Allez
et annoncez, allez et embrassez !
« Réjouissez-vous toujours dans le Seigneur. Je le répète :
Réjouissez-vous ! » Une invitation qui secoue fortement notre
vie. « Réjouissez-vous », nous dit Paul avec une force
presqu’impérative. Une invitation qui fait écho au désir d’une
vie pleine, d’une vie ayant un sens, d’une vie joyeuse, que tous
nous nourrissons. C’est comme si Paul avait la capacité d’entendre
chacun de nos cœurs et prêtait sa voix à ce que nous sentons, à
ce que nous vivons. Il y a quelque chose en nous qui nous invite à
la joie et à ne pas nous satisfaire de placébos qui simplement
veulent nous apaiser.
Mais d’autre part, nous vivons les tensions de la vie quotidienne.

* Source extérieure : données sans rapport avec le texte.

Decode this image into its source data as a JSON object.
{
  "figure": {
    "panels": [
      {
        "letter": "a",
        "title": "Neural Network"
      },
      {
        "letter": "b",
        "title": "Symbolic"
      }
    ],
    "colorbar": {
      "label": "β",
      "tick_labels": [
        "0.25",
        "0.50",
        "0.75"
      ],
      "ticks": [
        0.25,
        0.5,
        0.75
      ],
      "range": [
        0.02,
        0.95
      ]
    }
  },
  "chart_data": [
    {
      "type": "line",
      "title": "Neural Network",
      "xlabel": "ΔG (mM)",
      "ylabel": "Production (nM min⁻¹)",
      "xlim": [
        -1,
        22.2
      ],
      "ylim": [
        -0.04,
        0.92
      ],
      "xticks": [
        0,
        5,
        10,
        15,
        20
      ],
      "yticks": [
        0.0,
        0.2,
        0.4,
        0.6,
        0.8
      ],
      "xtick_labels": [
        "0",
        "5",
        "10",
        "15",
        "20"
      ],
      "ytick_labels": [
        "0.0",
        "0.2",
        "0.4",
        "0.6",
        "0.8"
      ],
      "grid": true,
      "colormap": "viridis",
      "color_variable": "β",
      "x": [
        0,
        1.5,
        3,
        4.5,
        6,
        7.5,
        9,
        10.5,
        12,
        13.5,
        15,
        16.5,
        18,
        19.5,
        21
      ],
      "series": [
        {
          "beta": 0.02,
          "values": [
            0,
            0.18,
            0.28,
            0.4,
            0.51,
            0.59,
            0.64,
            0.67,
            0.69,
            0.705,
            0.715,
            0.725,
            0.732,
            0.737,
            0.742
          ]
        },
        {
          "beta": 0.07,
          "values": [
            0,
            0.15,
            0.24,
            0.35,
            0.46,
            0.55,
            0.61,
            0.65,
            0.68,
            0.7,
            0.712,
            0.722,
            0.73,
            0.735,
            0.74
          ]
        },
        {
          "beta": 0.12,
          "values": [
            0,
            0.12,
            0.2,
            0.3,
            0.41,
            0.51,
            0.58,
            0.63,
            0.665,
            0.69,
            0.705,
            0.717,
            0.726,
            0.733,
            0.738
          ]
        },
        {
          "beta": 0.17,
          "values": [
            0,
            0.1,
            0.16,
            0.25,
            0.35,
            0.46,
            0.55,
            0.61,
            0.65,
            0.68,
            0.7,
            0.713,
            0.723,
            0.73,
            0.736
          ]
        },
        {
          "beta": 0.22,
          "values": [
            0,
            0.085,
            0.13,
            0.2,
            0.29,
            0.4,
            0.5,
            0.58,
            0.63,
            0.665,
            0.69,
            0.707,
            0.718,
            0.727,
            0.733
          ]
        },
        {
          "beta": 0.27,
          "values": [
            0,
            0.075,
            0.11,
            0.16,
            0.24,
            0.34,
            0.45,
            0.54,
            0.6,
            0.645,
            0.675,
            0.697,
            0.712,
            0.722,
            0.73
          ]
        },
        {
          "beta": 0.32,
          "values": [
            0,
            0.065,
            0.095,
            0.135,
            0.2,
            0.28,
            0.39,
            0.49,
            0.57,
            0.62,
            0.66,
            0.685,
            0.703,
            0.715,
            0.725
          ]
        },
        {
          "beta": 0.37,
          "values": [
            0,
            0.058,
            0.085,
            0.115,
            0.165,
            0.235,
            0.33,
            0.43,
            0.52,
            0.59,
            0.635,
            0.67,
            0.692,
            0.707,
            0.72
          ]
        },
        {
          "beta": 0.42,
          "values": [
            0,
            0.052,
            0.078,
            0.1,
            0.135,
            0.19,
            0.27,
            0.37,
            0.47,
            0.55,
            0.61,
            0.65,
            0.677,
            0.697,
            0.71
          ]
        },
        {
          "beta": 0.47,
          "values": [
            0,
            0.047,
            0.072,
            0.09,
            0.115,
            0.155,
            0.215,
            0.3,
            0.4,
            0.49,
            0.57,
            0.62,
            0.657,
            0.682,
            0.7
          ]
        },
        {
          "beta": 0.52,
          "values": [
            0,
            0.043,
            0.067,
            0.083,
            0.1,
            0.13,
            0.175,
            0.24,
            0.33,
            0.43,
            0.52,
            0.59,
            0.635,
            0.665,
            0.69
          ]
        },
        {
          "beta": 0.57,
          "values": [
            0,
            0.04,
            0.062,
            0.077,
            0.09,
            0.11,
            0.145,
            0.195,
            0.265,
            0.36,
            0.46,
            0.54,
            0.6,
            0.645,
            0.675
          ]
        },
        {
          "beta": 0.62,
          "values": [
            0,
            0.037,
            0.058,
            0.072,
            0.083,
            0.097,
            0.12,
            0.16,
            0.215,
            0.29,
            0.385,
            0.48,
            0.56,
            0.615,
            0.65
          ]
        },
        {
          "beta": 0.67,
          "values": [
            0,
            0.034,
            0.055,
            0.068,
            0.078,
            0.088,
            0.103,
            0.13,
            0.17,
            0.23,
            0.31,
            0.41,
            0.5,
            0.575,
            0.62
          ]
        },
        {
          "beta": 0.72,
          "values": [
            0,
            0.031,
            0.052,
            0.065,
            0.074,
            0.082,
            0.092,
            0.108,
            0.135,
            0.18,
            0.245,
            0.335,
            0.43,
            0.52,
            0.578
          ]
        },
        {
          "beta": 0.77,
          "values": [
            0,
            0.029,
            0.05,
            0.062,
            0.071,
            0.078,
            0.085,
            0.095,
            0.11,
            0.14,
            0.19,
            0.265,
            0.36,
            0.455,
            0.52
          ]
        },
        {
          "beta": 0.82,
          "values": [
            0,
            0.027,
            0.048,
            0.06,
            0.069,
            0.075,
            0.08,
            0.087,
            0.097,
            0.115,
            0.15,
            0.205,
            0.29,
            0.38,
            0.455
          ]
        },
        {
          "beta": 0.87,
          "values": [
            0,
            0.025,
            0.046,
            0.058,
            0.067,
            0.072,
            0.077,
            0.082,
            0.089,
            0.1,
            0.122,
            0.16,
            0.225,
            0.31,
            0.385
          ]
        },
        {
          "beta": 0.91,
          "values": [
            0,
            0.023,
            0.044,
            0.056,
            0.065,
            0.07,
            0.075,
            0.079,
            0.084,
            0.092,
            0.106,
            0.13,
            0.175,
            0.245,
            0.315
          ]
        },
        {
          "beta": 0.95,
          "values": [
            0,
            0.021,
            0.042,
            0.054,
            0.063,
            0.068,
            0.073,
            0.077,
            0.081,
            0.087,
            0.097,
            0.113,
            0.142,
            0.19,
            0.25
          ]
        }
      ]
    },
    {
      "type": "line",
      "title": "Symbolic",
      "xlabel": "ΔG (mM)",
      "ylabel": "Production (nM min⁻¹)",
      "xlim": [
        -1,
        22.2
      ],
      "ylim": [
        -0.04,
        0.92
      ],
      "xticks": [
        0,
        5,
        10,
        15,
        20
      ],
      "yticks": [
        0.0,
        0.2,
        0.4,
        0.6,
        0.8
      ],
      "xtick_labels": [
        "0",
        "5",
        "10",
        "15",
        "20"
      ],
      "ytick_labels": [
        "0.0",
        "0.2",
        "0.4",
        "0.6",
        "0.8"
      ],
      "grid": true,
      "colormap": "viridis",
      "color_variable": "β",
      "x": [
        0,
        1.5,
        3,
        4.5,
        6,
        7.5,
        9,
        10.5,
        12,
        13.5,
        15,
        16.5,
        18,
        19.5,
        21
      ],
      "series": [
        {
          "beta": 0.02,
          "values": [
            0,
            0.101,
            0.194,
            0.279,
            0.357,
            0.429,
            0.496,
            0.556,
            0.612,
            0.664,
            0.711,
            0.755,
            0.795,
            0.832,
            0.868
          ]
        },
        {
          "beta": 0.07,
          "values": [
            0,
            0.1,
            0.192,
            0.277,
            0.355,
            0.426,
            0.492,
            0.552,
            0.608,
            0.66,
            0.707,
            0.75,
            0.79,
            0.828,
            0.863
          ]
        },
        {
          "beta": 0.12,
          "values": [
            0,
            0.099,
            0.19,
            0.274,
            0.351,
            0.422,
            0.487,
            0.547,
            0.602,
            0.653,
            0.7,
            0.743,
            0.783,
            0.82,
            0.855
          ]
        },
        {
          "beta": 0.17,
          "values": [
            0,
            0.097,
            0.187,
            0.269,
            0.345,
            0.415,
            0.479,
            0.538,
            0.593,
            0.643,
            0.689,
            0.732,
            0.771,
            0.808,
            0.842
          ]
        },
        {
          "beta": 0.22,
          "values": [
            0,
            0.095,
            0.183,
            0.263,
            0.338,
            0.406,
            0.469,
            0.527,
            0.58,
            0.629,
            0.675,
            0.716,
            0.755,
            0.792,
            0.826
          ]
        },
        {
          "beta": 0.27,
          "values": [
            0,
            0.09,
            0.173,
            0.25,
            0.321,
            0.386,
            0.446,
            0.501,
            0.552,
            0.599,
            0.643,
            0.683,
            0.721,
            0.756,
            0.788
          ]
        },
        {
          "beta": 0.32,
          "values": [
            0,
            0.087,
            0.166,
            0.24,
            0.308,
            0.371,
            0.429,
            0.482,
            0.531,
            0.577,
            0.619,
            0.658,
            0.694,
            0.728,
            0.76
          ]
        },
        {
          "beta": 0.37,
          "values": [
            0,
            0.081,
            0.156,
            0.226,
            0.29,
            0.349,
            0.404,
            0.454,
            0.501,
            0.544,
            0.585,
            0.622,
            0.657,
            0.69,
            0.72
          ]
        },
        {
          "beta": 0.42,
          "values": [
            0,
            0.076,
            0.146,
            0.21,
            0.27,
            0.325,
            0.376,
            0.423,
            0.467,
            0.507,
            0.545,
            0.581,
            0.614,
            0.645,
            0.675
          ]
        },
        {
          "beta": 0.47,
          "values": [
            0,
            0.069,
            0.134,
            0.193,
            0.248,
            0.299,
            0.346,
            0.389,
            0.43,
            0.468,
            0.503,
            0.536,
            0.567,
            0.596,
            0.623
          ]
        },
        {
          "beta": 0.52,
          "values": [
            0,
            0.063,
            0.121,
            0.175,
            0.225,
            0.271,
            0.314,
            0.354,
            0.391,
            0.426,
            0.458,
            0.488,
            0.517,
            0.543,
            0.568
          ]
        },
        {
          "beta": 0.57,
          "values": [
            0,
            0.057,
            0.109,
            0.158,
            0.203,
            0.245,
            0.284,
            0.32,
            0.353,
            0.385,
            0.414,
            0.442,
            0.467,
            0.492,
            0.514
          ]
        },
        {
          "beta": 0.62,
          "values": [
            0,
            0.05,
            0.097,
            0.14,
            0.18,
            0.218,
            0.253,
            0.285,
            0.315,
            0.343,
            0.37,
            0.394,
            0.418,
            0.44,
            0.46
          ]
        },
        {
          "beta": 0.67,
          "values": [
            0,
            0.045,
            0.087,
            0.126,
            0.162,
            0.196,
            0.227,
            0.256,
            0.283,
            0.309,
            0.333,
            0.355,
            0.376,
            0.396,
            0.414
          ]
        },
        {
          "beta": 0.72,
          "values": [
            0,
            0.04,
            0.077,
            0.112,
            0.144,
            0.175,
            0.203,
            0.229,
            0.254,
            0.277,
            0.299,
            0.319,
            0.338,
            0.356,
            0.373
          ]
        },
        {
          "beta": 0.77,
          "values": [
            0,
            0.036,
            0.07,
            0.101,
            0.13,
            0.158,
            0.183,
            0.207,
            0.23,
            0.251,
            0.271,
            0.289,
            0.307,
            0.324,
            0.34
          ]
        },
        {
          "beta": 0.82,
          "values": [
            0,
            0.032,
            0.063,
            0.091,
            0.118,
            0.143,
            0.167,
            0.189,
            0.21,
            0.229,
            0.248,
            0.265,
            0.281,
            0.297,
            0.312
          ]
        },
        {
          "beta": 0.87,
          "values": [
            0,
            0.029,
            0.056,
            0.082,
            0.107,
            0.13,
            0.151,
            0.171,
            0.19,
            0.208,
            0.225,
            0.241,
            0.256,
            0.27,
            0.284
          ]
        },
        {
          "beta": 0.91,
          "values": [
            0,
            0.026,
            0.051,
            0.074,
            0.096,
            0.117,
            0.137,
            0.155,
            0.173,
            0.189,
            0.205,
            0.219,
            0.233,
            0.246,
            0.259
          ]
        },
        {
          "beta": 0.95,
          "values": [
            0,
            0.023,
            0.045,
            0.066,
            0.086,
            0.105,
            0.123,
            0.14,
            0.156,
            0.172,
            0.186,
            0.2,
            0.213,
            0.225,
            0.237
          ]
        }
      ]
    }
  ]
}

Les situations qui semblent remettre en cause cette invitation sont
nombreuses. La dynamique même à laquelle souvent nous sommes soumis
semble nous conduire à une résignation triste qui peu à peu se
transforme en accoutumance, avec une conséquence fatale :
l’anesthésie du cœur.
Voulons-nous, oui ou non, que la résignation soit le moteur de notre
vie ? Voulons-nous, oui ou non, que l’accoutumance s’empare de
nos vies ? Pour cela, nous pouvons nous demander : comment faire pour
que notre cœur ne s’anesthésie pas ? Comment approfondir la joie
de l’Évangile dans les différentes situations de notre vie ?
Jésus l’a dit aux disciples d’hier et il nous le dit aujourd’hui
: Allez, annoncez ! La joie de l’Évangile, on l’expérimente, on
la connaît et on la vit uniquement en la donnant, en se donnant.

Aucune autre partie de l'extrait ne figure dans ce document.